De Blamont, C. – Couperin, F. – de Mondonville J.-J. C. u. a. (Thomas, V. u. a.)

Nymphes


Info
Musikrichtung: Barock / Oper

VÖ: 17.05.2023

(Encelade / Klassik Center Kassel / CD / DDD / 2022 / ECL 2203)

Gesamtspielzeit: 70:00



VERFÜHRERISCH

In der antiken Mythologie sind Nymphen schöne weibliche Zwischenwesen halbgöttlicher Art: Verkörperte Naturkräfte, die Quellen, Haine oder Berge bewohnen und für die natürlichen Abläufe Sorge tragen. Je nach Biotop werden sie z. B. als Najaden (zuständig für Bäche, Flüsse, Seen und Sümpfe), Nereiden (Meeresnymphen) oder auch Dryaden (Wald- und Baumnymphen) bezeichnet. Wie alle übermenschlichen Wesenheiten ist ihr Charakter zwar an sich wohltätig, aber auch ambivalent. Das Anziehende paart sich mit dem Unheimlichen, Sinnlichkeit mit Übersinnlichkeit, Verführung mit Gefahr.

In der barocken Oper, zumal der französischen, sind die Nymphen meist prominente Nebenfiguren, die die Aktionen der Hauptakteure begleiten, kommentieren oder die exotischen Spielorte – zumal in den sing- und tanzfreudigen Divertissements – dekorativ bereichern. Man kann sagen, dass die Sopranistin Virgine Thomas eine Spezialistin für diese Figuren ist, hat sie doch zahlreiche Nymphen in Opern von Lully, Rameau, Mondonville und anderen französischen Meistern verkörpert. Und so ergab sich das Programm dieser CD konsequent aus ihren diversen nymphischen Auftritten.

Mit einigen Freundinnen und Freunden aus der französischen Barockszene, allen voran Emmanuel Resche-Caserta, dem 1. Violinisten von Les Arts Florissants, und Béatrice Martin, Cembalistin in der selben Formation, hat Virgine Thomas jetzt kammermusikalisch aufbereitete Ausschnitte aus diversen Opern zusammengestellt. Entstanden ist eine Nymphen-Oper in einem Prolog und drei Akten, die zwar keine Handlung im eigentlichen Sinne, aber doch ein musikalisch sehr reizvolles Porträt sowohl der Sängerin wie auch dieses speziellen Repertoires zeichnet.

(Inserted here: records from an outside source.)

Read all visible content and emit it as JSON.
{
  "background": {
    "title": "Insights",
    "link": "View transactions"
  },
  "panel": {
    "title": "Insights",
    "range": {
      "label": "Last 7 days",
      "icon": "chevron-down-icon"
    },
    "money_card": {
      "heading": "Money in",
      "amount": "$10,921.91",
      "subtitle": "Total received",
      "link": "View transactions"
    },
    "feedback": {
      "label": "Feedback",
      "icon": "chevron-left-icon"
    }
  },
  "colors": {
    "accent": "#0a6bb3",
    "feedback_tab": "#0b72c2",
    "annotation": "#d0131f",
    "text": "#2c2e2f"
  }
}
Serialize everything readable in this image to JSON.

Die schlanke und helle, sehr bewegliche und mit großem Stilgespür geführte Stimme von Thomas ist für diese Rollen perfekt. Attraktiv sind die ausgewählten Stücke vor allem deshalb, weil hier das Melos im Vordergrund steht, das oft in Form höfischer Airs erscheint. Diese können mit einem Nymphen-Chor alternieren – auch dafür ist hier mit drei weiteren Sängerinnen gesorgt.
Die solistische Besetzung ist hier wie in dem kleinen Kammerorchester freilich tontechnisch sehr gut betreut worden – es klingt transparent, aber nicht dünn. Dafür bürgen auch die diversen SpezialistInnen, die mit dem französischen Stil zutiefst vertraut sind. So wechseln sich Gesang und Tanz sowie einige Solo-Nummern für Cembalo miteinander ab und ergeben einen zauberischen Reigen, der dem Titel – und Titelbild der Aufnahme, einem Selbstporträt der Sängerin – alle Ehre macht.

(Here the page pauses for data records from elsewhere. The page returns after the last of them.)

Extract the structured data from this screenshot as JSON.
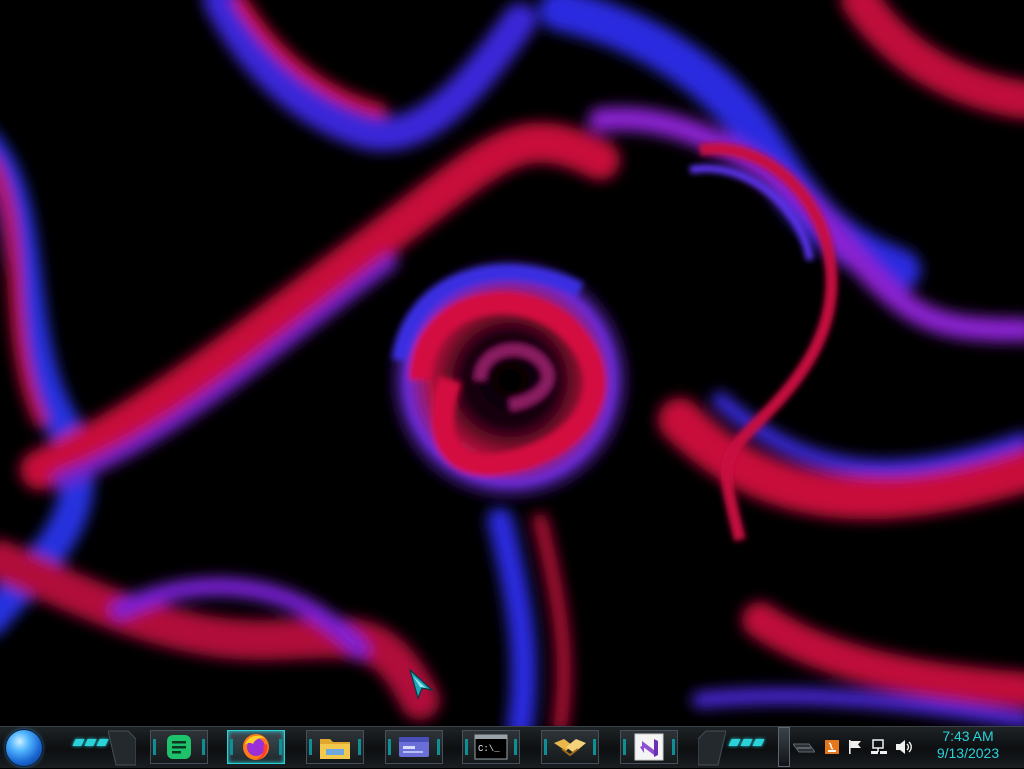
{
  "desktop": {
    "wallpaper": "abstract-red-purple-swirl",
    "colors": {
      "background": "#000000",
      "red": "#d0103a",
      "purple": "#7a1fd0",
      "blue": "#2b2fe0"
    }
  },
  "taskbar": {
    "accent_color": "#29d3d9",
    "start_button": "start-orb-icon",
    "pinned_apps": [
      {
        "name": "Sticky Notes",
        "icon": "notes-icon",
        "color": "#1ec26a"
      },
      {
        "name": "Firefox",
        "icon": "firefox-icon",
        "color": "#ff7a18"
      },
      {
        "name": "File Explorer",
        "icon": "folder-icon",
        "color": "#f2c94c"
      },
      {
        "name": "Control Panel",
        "icon": "window-card-icon",
        "color": "#6a6fd8"
      },
      {
        "name": "Command Prompt",
        "icon": "terminal-icon",
        "color": "#000000",
        "glyph": "C:\\_"
      },
      {
        "name": "Sync Center",
        "icon": "handshake-icon",
        "color": "#e8b64a"
      },
      {
        "name": "Visual Studio",
        "icon": "visual-studio-icon",
        "color": "#8e4fd1"
      }
    ]
  },
  "tray": {
    "icons": [
      "java-icon",
      "flag-icon",
      "network-icon",
      "speaker-icon"
    ],
    "clock": {
      "time": "7:43 AM",
      "date": "9/13/2023"
    }
  }
}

Ein verführerisches Album, das nach 70 Minuten ein wenig abrupt endet.



Georg Henkel



Trackliste
Werke von Henry Desmarest, Jean-Batiste Lully, Pascal Colasse, François Couperin, André Campra, Jean-Phlippe Rameau, François Colin de Blamont, François Francoeur, Jean-Ferry Rebel, Jean-Joseph Cassanéa de Mondonville, Jean-Marie Leclair
Besetzung

Virgine Thomas, Sopran
Béatrice Martin, Cembalo / Emmanuel Resche-Caserta, Violine u. a.